Un équilibre délicat entre vie privée et responsabilité
Cette annonce soulève toutefois plusieurs interrogations. Car si les conversations disparaissent réellement et deviennent inaccessibles, cela complique également toute possibilité d’analyse ou de traçabilité en cas de dérives.
Les historiques de discussions avec les IA conversationnelles jouent déjà un rôle dans plusieurs procédures judiciaires impliquant des comportements dangereux ou des situations psychologiques sensibles. Certaines affaires récentes concernant des chatbots et des utilisateurs vulnérables ont relancé le débat sur la responsabilité des entreprises technologiques et sur la nécessité de conserver certaines traces.
Le mode Incognito Chat crée donc un paradoxe : plus la confidentialité est forte, plus il devient difficile pour les plateformes ou les autorités d’analyser certains échanges problématiques.
Meta semble néanmoins considérer que la protection de la vie privée doit désormais devenir un argument central pour démocratiser l’usage de l’IA conversationnelle au sein de ses applications.
WhatsApp prépare déjà la suite avec « Side Chat »
Meta ne compte pas s’arrêter là. L’entreprise a également annoncé l’arrivée prochaine d’une fonction baptisée « Side Chat », elle aussi protégée par la technologie Private Processing.

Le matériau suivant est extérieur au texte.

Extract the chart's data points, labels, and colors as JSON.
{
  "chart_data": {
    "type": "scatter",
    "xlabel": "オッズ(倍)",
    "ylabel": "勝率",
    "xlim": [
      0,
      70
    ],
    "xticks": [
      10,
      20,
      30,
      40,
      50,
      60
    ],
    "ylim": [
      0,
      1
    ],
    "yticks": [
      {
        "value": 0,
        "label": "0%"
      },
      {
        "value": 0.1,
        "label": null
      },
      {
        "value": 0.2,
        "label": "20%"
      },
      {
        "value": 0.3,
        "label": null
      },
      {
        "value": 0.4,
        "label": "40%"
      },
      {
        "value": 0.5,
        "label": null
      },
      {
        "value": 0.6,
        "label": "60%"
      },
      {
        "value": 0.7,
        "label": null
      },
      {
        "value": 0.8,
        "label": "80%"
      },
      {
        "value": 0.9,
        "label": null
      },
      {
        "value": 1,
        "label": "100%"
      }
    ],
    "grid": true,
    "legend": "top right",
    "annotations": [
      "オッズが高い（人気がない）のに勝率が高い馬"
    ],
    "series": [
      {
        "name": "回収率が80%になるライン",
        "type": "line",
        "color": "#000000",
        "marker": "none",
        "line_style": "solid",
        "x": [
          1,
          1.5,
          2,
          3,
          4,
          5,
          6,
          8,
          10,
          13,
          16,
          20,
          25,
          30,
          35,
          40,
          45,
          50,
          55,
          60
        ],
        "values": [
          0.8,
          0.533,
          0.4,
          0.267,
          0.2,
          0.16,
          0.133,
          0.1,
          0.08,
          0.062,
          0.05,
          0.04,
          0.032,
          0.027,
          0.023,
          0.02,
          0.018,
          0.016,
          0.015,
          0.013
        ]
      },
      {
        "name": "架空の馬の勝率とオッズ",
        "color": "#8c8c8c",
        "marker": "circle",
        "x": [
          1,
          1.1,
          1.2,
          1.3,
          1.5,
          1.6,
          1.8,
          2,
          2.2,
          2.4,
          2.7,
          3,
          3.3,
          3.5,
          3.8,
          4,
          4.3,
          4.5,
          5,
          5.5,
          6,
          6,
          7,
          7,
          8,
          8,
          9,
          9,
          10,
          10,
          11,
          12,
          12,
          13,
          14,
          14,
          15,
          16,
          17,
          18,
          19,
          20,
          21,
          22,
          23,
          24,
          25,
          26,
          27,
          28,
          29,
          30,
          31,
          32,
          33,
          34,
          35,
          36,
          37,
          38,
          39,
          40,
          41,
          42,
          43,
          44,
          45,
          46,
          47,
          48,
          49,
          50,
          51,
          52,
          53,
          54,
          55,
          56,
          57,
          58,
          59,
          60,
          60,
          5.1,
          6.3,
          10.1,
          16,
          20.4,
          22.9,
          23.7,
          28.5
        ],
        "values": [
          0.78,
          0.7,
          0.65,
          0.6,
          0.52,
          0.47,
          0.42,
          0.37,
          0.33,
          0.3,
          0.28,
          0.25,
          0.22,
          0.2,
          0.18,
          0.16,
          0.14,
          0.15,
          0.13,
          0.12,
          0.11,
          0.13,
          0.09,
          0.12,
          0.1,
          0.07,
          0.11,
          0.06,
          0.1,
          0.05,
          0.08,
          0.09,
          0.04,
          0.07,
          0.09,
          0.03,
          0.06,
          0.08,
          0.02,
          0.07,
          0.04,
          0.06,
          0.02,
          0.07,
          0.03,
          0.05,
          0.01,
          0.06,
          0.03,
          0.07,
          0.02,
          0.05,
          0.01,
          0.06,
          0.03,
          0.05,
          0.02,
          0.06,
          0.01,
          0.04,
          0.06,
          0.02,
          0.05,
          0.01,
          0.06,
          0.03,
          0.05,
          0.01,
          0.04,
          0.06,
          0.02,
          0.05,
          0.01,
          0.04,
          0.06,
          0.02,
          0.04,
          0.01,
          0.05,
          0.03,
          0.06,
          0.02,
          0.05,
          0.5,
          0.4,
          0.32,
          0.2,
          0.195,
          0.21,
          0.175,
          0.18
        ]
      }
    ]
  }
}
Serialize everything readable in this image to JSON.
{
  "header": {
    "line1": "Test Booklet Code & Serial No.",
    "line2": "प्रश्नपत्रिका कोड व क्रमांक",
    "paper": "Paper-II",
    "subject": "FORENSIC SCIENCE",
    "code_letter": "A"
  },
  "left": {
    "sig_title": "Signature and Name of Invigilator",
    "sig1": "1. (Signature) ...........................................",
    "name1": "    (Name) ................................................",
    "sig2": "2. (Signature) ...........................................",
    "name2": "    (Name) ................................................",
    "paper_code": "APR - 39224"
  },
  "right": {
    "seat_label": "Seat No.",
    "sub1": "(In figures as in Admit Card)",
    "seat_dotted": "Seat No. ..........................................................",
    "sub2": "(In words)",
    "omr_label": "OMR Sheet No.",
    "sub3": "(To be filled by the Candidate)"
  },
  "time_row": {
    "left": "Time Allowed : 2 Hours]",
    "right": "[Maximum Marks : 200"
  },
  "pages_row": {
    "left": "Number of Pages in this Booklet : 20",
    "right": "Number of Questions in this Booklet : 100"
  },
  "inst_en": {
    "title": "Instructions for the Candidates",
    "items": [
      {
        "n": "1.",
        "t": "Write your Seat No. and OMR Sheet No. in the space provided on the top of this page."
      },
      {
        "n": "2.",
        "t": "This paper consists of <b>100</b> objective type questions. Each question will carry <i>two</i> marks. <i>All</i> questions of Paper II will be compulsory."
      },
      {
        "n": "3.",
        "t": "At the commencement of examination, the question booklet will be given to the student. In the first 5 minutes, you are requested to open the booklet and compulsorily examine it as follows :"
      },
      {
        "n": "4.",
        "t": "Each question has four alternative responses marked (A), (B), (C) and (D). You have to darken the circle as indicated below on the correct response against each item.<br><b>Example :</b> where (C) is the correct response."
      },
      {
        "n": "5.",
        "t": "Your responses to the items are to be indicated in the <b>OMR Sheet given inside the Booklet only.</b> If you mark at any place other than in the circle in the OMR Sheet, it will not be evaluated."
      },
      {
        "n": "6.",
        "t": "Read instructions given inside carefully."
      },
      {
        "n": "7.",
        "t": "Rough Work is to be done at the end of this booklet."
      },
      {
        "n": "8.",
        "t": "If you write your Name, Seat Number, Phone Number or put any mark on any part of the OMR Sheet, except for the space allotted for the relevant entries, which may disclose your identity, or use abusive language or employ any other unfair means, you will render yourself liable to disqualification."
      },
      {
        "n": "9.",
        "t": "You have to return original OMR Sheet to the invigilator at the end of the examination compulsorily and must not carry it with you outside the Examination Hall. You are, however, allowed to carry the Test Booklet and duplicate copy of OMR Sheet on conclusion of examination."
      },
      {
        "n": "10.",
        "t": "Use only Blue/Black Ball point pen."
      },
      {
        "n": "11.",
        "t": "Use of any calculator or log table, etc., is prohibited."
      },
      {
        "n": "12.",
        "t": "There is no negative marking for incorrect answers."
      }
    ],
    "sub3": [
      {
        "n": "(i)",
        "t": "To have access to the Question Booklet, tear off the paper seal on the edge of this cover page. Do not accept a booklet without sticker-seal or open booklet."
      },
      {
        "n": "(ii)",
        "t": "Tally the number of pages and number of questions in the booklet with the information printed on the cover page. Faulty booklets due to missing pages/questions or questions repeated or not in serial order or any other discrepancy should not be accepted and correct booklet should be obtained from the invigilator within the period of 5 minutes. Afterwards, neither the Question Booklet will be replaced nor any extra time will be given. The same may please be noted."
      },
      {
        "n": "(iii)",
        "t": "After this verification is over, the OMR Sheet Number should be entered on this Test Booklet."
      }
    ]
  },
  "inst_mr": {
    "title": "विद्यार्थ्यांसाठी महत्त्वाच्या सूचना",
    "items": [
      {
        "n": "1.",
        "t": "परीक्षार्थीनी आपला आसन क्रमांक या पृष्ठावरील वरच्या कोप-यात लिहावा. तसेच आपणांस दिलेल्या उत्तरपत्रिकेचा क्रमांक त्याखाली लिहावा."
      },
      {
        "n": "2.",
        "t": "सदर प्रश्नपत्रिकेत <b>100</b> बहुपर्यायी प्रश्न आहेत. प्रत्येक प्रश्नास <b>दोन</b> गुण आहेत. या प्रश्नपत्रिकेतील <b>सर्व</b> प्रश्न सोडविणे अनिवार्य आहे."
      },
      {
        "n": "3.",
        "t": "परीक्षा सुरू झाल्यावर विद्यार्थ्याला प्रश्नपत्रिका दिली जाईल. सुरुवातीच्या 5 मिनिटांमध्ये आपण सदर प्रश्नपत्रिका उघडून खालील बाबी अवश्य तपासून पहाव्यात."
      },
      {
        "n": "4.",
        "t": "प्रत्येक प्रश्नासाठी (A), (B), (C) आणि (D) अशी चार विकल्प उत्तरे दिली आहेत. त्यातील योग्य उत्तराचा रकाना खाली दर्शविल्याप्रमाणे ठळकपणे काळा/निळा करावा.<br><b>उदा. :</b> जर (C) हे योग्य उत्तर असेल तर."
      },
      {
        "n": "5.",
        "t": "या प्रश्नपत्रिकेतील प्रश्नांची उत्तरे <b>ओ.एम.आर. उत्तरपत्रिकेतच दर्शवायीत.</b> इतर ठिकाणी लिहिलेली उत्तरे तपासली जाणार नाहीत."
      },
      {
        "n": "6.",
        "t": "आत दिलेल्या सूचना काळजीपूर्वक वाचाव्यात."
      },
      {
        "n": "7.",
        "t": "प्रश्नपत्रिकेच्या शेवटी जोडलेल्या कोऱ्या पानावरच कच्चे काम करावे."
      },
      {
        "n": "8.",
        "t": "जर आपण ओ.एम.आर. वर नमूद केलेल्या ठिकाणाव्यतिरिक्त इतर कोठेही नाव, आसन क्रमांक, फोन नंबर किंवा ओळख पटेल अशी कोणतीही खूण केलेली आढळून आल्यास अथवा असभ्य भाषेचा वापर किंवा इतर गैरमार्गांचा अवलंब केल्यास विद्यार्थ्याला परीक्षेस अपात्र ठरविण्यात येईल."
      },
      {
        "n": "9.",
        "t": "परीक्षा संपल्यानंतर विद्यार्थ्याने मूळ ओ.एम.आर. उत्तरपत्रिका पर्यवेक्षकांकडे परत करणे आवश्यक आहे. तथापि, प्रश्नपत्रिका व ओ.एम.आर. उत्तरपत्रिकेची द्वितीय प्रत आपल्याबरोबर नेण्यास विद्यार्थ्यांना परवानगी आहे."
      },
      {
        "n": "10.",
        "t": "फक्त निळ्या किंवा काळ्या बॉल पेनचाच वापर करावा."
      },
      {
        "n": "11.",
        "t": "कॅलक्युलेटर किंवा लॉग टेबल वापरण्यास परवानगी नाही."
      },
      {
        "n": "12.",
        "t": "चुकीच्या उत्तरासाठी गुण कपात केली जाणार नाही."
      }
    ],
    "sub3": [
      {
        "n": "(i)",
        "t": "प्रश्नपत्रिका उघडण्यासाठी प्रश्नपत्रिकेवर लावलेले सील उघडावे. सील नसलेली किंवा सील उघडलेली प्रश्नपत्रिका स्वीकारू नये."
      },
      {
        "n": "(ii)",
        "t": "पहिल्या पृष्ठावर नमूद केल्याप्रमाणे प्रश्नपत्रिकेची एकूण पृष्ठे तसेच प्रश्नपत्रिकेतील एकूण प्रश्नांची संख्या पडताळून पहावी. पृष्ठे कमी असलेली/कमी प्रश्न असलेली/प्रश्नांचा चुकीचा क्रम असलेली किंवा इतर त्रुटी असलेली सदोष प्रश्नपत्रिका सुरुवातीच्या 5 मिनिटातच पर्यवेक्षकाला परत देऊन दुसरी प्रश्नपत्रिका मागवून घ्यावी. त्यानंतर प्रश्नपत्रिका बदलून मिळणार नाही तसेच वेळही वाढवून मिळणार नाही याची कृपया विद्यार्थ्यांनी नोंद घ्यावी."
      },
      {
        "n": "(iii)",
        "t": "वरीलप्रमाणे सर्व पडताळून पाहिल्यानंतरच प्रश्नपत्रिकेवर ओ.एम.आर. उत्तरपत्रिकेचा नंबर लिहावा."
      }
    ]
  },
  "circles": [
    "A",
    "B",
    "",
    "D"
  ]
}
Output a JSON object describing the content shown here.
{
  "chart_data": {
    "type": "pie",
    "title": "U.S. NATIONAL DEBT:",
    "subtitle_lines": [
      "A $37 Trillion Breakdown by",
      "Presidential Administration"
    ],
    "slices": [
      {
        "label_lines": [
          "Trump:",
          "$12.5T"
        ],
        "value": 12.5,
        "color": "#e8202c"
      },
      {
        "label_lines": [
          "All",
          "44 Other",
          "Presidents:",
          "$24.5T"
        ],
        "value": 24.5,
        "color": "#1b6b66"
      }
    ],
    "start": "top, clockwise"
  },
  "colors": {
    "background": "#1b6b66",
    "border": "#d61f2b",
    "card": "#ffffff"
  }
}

Cette fonctionnalité permettra d’obtenir l’aide de Meta AI directement au sein d’une conversation WhatsApp existante, avec accès au contexte des messages échangés, sans perturber la discussion principale.
L’idée est de transformer progressivement l’assistant IA en compagnon permanent capable d’intervenir discrètement dans les conversations quotidiennes, tout en promettant un haut niveau de confidentialité.
Un déploiement progressif dans les prochains mois
Le mode Incognito Chat sera déployé progressivement dans WhatsApp et l’application Meta AI au cours des prochains mois.
Avec cette annonce, Meta tente de concilier deux ambitions parfois contradictoires : imposer son intelligence artificielle dans tous ses services tout en rassurant des utilisateurs de plus en plus méfiants vis-à-vis de l’exploitation de leurs données personnelles.
Reste désormais à voir si cette promesse de confidentialité absolue suffira à convaincre un public qui observe avec prudence l’expansion rapide des assistants IA dans les applications du quotidien.